Text-mining proves that the vocabulary of rappers is significantly richer than that of the Backstreet Boys or Britney Spears
Natural Language Processing (NLP) is a computer science discipline that analyzes and extracts information from texts. Sentiment Analysis and Emotion Mining are sub-fields of this discipline. Sentiment analysis examines whether a text has a rather positive or negative undertone. Emotion Mining analyzes how much of a specific emotion the text expresses (e.g. fear, joy, sadness, etc.).
Sentiment Analysis and Emotion Mining have many possible commercial applications like helping customer care services and recommending music or movies to online shoppers. In (criminal) investigations, locating emotional communication based on key words expressing anger, cursing or threats can be a good starting point to find out what people want to cover up or hide.
The Data Science R&D department of ZyLAB has close connections with the Department of Data Science and Knowledge Engineering of the Maastricht University. Both teams conduct research in the fields of intelligent search, information extraction, topic modeling and machine learning.
In his project “Sentiment, Emotion & Vocabulary Analysis on Music Lyrics”, Thomas Vrancken conducted a sentiment and emotion analysis on 57 651 songs from 643 artists. For each artist, he assessed a positive and negative sentiment score, as well as a score for each of the eight main emotions joy, sadness, anger, fear, trust, disgust, anticipation, surprise. Both analyses used a tf-idf algorithm.
In addition, Vrancken conducted an analysis to determine the wideness of each artist's vocabulary, based on the number of different words the singer uses.
The top rankings of sentiment and emotion scores are made of artists that were expected to be there.
Surprisingly, there is a strong positive correlation between joy and sadness. Apparently, artists who sing a lot about joy also express a lot of sadness. Intuitively, these results make sense. Artists (especially pop artists) that sing a lot about happy feelings also tend to produce more melancholic songs about love and heartaches. Conversely, most rock and rap artists reflect neither of these emotions in their songs.
Less surprisingly, these results show a negative correlation between joy and anger, but a strong positive correlation between anger and fear. The other correlation seem less relevant. These results statistically now prove this relation
Looking at the ranking for the vocabulary score, one can identify some artists that are known to be quite lyrical (e.g.

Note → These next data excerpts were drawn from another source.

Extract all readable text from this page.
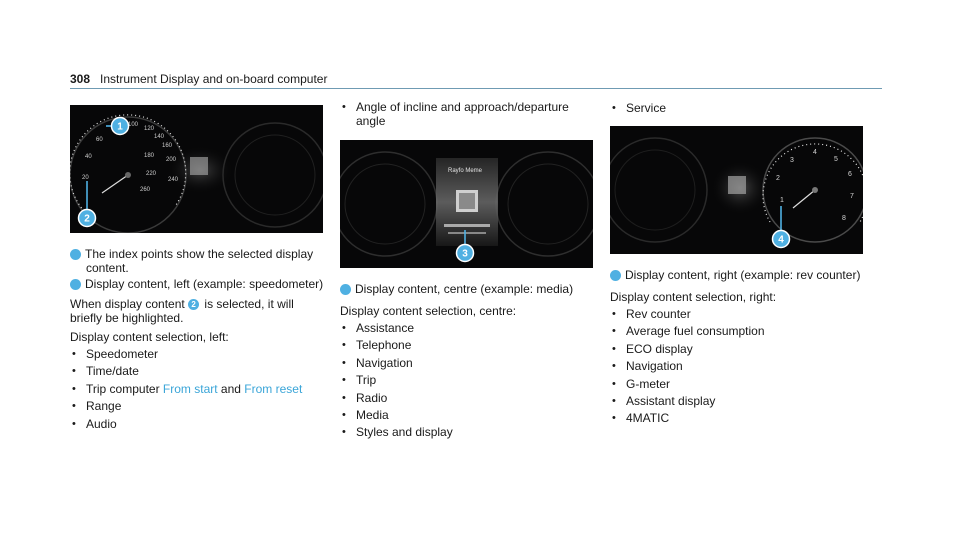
308 Instrument Display and on-board computer
20
40
60
100
120
140
160
180
200
220
240
260
1
2
1 The index points show the selected display content.
2 Display content, left (example: speedometer)
When display content 2 is selected, it will briefly be highlighted.
Display content selection, left:
• Speedometer
• Time/date
• Trip computer From start and From reset
• Range
• Audio
• Angle of incline and approach/departure angle
Rayfo Meme
3
3 Display content, centre (example: media)
Display content selection, centre:
• Assistance
• Telephone
• Navigation
• Trip
• Radio
• Media
• Styles and display
• Service
1
2
3
4
5
6
7
8
4
4 Display content, right (example: rev counter)
Display content selection, right:
• Rev counter
• Average fuel consumption
• ECO display
• Navigation
• G-meter
• Assistant display
• 4MATIC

Eminem, Wu-Tang Clan, etc). They also confirm the notion that hip-hop artists in general have quite a wide vocabulary.
However, the breaking ground results came from calculating regressions and correlations between these scores. These showed that: (1) Artists who express more negative sentiments than positive also tend to be more lyrical, i.e. have a wider vocabulary. (2) Artists that express joy and/or sadness tend to be less lyrical and use a much smaller vocabulary. (3) Artists that use words associated with rap music are more lyrical and have a significantly richer vocabulary than artists that use words linked with pop such as Backstreet Boys or Britney Spears.
These results bring statistical proof of many theories about music. For instance, that pop-artists do not bother to develop rich lyrics, whereas hip-hop artists do. By now, you probably wonder where Justin Bieber stands on this list? Well: very close to bottom of the list with artist with the smallest vocabulary.
Thank you Thomas Vrancken for a great research project!